Spinning Earth drags space

Our rotating planet’s tug on space-time, known as frame dragging, takes place almost exactly as specified by relativity theory, report Ignazio Ciufolini of the University of Lecce in Italy and Erricos C. Pavlis of the University of Maryland in Baltimore in the Oct. 21 Nature.

The theory predicts that the two satellites LAGEOS and LAGEOS2 should be dragged about 2 meters in the direction of Earth’s rotation as they orbit. Using 11 years’ measurements from laser beams bounced off the satellites, Ciufolini and Pavlis found 99 percent of the expected orbital shift. “This is the first accurate measurement” of frame dragging, claims Ciufolini.

Until recently, measurements of gravity variations around the world had lacked accuracy, fueling distrust of frame-dragging results based on those numbers. This latest measurement is “much more convincing,” says Neil Ashby of the University of Colorado in Boulder.

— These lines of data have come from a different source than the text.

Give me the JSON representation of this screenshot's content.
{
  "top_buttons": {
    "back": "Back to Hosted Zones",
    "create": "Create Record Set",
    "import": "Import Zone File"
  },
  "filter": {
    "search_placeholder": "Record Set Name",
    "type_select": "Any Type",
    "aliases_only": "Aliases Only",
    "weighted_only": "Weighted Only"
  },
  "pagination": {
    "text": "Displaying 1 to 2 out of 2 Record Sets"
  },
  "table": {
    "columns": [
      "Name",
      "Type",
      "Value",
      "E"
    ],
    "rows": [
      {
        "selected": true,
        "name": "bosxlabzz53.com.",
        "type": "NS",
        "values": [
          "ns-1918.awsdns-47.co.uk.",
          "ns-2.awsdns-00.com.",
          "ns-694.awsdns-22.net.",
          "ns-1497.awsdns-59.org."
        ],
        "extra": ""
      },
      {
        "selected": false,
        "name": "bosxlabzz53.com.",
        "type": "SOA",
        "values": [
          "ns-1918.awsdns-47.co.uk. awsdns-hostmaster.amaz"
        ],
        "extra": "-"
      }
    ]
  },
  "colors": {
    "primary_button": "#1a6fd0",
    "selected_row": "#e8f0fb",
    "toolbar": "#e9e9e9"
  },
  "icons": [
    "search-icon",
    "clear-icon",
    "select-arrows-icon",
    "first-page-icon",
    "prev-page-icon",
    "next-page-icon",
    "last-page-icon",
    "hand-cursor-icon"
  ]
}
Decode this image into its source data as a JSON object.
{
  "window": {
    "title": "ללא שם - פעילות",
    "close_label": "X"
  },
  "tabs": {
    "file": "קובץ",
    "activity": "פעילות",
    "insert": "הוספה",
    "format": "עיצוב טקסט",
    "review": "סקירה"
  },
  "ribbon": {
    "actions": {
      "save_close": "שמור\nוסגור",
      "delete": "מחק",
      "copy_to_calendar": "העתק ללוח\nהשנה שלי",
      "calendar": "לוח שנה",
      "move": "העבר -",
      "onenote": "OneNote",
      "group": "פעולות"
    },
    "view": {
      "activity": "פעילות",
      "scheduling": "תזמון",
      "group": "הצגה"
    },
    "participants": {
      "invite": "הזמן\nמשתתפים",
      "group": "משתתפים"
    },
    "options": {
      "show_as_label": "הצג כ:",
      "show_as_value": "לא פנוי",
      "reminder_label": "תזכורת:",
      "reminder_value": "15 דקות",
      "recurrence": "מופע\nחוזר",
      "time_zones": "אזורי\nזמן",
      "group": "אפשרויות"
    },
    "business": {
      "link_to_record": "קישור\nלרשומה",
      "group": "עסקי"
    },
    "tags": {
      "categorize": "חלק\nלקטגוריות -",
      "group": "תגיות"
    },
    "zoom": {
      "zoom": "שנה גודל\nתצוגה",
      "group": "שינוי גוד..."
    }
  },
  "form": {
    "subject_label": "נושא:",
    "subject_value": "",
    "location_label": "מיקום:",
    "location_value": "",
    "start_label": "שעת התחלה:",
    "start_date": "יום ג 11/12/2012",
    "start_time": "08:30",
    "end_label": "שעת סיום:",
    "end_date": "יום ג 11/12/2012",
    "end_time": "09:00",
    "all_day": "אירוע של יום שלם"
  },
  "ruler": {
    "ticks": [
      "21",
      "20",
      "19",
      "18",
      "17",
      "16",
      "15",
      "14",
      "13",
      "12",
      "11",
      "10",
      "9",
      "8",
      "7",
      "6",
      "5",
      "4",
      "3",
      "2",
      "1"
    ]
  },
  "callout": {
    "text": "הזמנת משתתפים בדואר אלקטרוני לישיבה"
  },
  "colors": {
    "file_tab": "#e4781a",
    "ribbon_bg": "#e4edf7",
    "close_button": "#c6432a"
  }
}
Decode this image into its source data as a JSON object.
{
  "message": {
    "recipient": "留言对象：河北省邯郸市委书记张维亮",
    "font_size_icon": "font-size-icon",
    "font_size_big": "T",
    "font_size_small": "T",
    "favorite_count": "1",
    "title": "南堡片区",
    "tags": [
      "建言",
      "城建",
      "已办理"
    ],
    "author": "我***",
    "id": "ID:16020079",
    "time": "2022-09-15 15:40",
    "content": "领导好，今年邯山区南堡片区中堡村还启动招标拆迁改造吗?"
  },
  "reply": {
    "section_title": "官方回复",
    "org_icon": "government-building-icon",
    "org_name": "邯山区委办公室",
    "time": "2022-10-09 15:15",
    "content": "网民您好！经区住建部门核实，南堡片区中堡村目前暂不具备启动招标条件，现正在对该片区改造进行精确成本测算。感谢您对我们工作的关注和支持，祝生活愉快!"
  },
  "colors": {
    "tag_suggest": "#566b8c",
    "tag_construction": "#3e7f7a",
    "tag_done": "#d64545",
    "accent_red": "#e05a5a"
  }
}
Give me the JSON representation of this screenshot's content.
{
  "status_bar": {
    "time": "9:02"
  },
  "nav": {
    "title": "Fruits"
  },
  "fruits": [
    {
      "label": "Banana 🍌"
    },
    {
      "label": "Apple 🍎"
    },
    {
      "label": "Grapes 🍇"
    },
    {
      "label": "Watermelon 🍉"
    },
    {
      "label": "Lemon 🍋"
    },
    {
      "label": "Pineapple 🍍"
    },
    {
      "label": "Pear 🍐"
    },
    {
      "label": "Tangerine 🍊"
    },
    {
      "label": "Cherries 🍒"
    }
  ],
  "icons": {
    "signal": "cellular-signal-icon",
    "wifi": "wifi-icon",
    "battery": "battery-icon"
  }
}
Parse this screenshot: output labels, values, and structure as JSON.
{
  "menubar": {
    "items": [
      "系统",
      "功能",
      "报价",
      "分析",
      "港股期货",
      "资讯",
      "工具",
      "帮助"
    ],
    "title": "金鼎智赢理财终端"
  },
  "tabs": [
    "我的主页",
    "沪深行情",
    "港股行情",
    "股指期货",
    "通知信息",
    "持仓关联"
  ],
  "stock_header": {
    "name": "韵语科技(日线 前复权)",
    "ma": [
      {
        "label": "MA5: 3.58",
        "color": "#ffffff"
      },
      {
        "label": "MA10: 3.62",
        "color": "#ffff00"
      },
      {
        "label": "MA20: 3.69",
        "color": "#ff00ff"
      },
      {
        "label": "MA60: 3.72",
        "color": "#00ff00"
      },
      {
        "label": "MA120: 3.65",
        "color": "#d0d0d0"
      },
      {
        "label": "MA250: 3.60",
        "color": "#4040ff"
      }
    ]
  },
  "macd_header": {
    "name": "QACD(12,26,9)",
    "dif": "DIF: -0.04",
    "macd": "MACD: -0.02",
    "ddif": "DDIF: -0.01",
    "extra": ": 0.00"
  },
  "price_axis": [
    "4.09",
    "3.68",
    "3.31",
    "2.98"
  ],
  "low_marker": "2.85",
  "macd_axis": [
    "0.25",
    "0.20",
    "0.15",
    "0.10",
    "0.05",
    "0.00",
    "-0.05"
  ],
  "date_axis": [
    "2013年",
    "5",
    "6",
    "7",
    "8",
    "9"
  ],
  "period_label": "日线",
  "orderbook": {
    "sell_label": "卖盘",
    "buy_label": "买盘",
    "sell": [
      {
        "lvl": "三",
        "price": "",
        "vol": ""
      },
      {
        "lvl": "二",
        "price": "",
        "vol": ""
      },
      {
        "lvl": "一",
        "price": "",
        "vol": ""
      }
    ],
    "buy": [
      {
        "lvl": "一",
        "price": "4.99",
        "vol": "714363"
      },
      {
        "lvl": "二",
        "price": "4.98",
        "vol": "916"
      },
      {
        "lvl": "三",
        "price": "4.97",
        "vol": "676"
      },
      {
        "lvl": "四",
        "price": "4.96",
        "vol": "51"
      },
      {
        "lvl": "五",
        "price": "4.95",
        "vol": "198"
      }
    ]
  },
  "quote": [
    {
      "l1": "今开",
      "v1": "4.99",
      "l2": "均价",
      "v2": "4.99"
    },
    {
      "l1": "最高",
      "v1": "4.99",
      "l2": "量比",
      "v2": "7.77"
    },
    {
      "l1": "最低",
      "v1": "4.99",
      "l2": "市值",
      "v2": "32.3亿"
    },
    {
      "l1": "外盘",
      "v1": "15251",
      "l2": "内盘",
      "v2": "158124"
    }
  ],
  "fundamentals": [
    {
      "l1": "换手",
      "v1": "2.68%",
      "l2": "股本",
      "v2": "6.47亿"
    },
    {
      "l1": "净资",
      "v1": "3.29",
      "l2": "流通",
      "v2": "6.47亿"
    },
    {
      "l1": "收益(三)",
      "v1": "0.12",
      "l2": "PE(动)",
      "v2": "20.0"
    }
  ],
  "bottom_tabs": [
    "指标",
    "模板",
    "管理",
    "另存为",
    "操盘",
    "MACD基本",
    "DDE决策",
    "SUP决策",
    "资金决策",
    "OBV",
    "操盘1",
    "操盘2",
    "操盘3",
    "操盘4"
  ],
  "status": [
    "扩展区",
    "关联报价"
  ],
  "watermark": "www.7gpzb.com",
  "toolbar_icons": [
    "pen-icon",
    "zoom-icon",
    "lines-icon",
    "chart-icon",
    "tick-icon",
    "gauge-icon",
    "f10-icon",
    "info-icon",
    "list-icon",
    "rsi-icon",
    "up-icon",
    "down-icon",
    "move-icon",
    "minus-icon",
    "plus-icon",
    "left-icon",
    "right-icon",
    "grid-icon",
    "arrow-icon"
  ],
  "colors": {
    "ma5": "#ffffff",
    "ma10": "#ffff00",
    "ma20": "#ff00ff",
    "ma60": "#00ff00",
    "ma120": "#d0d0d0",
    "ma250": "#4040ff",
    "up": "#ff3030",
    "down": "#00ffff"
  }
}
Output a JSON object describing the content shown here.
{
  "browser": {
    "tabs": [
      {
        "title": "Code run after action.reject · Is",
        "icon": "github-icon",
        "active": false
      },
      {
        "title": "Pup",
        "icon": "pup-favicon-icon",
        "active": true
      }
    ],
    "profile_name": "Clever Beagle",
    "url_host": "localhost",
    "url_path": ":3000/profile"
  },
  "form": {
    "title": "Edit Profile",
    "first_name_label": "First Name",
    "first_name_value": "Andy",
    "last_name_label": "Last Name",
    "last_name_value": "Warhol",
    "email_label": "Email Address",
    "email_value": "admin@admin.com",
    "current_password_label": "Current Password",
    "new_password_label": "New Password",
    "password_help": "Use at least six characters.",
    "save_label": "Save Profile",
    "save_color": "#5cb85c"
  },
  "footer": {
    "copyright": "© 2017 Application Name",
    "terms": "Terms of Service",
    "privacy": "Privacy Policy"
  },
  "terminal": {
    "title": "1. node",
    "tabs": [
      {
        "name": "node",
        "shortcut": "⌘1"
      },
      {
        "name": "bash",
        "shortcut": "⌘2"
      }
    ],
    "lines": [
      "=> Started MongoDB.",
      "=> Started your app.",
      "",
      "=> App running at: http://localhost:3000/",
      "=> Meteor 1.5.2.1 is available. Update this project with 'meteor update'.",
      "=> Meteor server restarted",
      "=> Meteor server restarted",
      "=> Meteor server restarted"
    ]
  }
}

Still, skepticism about the laser method lingers, especially from researchers associated with a space experiment known as Gravity Probe B (SN: 9/25/04, p. 206: Available to subscribers at Orbiting relativity test gets slow start). Using a gyroscope-based technique, that mission is expected to report by 2006 a frame-dragging result at least 10 times more precise than the latest finding.